THE terrorist threat from al-Qaida, the Islamic State group, and their affiliates remains high in conflict zones in Africa and Afghanistan — and threat levels have risen in some regions, including Europe, United Nations experts said in a new report.
The panel of experts said in the 23-page account that the relationship between Afghanistan's Taliban rulers and al-Qaida remains close, and unnamed member states said that "the high concentration of terrorist groups" in the country is undermining the security situation in the region.
The greatest threat within Afghanistan still comes from the Islamic State "with its ability to project into the region and beyond," the experts said in the report to the UN Security Council covering the period until Dec. 16, 2023, which was circulated Wednesday.

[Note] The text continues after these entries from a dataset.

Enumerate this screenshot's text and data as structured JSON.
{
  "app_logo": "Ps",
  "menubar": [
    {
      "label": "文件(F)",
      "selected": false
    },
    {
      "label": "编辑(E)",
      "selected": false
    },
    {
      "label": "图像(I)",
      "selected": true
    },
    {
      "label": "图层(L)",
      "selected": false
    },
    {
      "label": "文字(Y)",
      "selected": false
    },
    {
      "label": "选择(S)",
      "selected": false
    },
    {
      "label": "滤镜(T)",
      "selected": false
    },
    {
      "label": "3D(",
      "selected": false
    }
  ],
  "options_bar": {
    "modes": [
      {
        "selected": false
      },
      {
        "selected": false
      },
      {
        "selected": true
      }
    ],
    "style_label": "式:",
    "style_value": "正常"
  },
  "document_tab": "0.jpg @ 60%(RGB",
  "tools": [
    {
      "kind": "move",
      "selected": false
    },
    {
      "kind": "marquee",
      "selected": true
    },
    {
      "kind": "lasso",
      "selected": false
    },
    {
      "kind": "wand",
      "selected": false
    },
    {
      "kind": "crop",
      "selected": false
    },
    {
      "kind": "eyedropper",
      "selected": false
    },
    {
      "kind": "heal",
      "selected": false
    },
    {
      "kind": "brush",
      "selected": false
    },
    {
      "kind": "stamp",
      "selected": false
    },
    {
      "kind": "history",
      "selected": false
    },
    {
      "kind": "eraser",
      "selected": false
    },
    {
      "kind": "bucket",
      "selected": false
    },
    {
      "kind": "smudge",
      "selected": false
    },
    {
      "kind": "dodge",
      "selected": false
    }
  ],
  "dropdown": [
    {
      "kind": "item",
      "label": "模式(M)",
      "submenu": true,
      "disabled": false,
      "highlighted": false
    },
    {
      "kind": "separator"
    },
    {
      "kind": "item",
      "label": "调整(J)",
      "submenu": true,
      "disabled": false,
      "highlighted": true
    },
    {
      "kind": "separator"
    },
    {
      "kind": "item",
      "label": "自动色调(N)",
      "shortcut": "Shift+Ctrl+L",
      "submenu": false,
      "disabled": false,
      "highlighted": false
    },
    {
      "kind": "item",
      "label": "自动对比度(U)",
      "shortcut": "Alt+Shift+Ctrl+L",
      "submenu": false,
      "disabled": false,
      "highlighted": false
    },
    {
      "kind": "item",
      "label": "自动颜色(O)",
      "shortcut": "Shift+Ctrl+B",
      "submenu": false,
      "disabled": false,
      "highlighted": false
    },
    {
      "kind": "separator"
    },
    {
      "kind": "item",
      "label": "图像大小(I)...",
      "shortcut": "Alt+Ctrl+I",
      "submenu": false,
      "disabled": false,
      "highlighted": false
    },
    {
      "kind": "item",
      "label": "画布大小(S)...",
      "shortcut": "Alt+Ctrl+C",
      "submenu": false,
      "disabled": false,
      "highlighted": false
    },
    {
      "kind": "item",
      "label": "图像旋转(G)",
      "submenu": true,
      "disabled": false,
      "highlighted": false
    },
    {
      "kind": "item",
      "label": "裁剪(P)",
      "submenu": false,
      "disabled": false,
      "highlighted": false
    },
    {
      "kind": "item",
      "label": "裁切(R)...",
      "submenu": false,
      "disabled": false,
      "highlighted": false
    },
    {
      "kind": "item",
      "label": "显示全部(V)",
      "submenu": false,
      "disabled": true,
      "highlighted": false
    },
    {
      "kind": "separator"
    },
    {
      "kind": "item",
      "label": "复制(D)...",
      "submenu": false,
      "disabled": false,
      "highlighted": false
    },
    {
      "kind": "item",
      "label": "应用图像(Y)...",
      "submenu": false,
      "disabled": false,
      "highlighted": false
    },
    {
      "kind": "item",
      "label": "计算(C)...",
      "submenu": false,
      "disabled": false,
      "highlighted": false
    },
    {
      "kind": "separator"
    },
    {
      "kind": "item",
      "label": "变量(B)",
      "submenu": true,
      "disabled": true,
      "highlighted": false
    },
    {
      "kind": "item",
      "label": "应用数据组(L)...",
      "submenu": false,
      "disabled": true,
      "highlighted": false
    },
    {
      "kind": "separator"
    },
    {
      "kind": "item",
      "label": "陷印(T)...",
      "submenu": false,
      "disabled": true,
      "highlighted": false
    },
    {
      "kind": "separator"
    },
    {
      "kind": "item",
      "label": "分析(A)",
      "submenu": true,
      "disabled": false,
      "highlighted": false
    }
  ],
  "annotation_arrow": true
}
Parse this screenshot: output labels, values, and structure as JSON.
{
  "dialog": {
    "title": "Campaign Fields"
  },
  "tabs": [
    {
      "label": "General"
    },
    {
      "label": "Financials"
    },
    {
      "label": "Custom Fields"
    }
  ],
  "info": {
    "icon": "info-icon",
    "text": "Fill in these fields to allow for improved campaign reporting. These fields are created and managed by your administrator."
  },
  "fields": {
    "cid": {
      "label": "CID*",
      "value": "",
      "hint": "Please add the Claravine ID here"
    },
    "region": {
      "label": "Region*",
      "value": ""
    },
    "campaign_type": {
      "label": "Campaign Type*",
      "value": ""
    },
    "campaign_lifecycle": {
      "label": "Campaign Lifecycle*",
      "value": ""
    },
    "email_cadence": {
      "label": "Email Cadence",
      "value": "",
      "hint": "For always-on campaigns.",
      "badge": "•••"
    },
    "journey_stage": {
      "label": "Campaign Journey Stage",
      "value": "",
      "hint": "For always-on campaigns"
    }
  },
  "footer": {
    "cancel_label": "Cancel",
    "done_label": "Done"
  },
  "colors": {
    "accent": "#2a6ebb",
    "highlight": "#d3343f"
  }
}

Regionally, they pointed to a succession of attacks in neighboring Iran and Pakistan and threats in Central Asian nations. The panel said, however, that while none of the al-Qaida-affiliated groups have recovered the capability to launch long-range operations, "they harbor global ambitions."

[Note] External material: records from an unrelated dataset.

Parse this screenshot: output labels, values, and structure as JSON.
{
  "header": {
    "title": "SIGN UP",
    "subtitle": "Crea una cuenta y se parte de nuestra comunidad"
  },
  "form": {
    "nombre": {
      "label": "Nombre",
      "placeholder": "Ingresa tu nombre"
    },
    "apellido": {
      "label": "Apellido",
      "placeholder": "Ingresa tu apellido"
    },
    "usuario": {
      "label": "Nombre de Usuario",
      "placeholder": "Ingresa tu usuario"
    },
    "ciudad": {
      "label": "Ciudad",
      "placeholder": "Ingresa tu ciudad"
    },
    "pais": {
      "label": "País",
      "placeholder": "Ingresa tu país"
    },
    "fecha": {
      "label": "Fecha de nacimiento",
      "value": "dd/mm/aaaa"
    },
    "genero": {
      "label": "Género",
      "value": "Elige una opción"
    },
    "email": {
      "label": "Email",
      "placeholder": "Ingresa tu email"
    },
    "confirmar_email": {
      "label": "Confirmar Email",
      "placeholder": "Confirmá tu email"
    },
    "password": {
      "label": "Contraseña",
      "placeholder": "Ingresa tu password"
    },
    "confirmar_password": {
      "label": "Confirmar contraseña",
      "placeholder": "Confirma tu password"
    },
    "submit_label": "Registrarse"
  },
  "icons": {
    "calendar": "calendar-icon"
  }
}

The Islamic State group broke away from al-Qaida over a decade ago and attracted supporters from around the world. The panel said the combined IS strength in the two countries is still between 3,000 and 5,000 fighters.

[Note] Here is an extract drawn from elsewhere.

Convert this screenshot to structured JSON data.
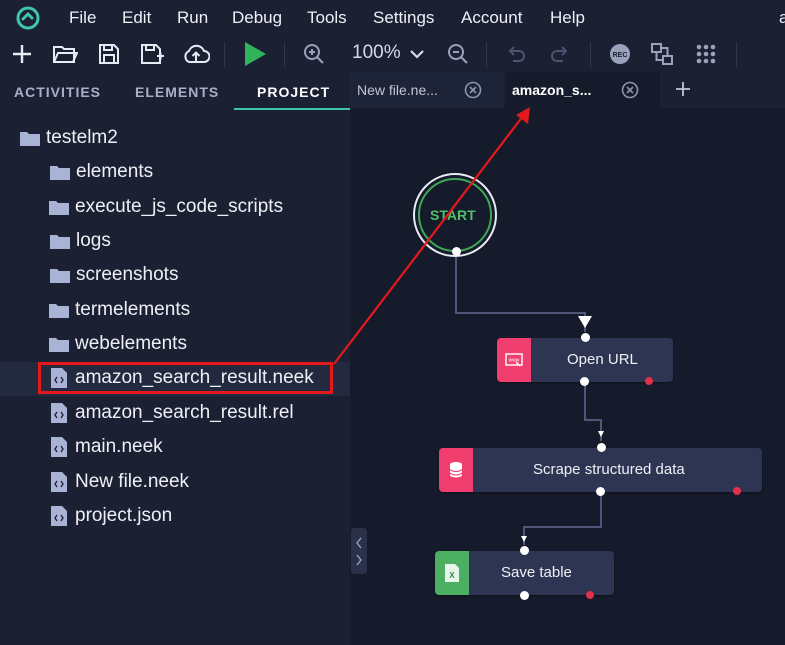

In Iraq, they are carrying out "a low-intensity insurgency with covert terrorist cells," while it has intensified since November, the experts said.
They pointed to "a deficit in counterterrorism capabilities," which the Islamic State and al-Qaida-affiliated groups are continuing to exploit.
"The situation is becoming ever more complex with the conflation of ethnic and regional disputes with the agenda and operations of these groups," they said.
Across Europe, the experts said, "formal terrorist threat levels have risen ... following fatal attacks in late 2023 in France and Belgium, in addition to numerous non-lethal terrorist incidents and arrests in several European countries."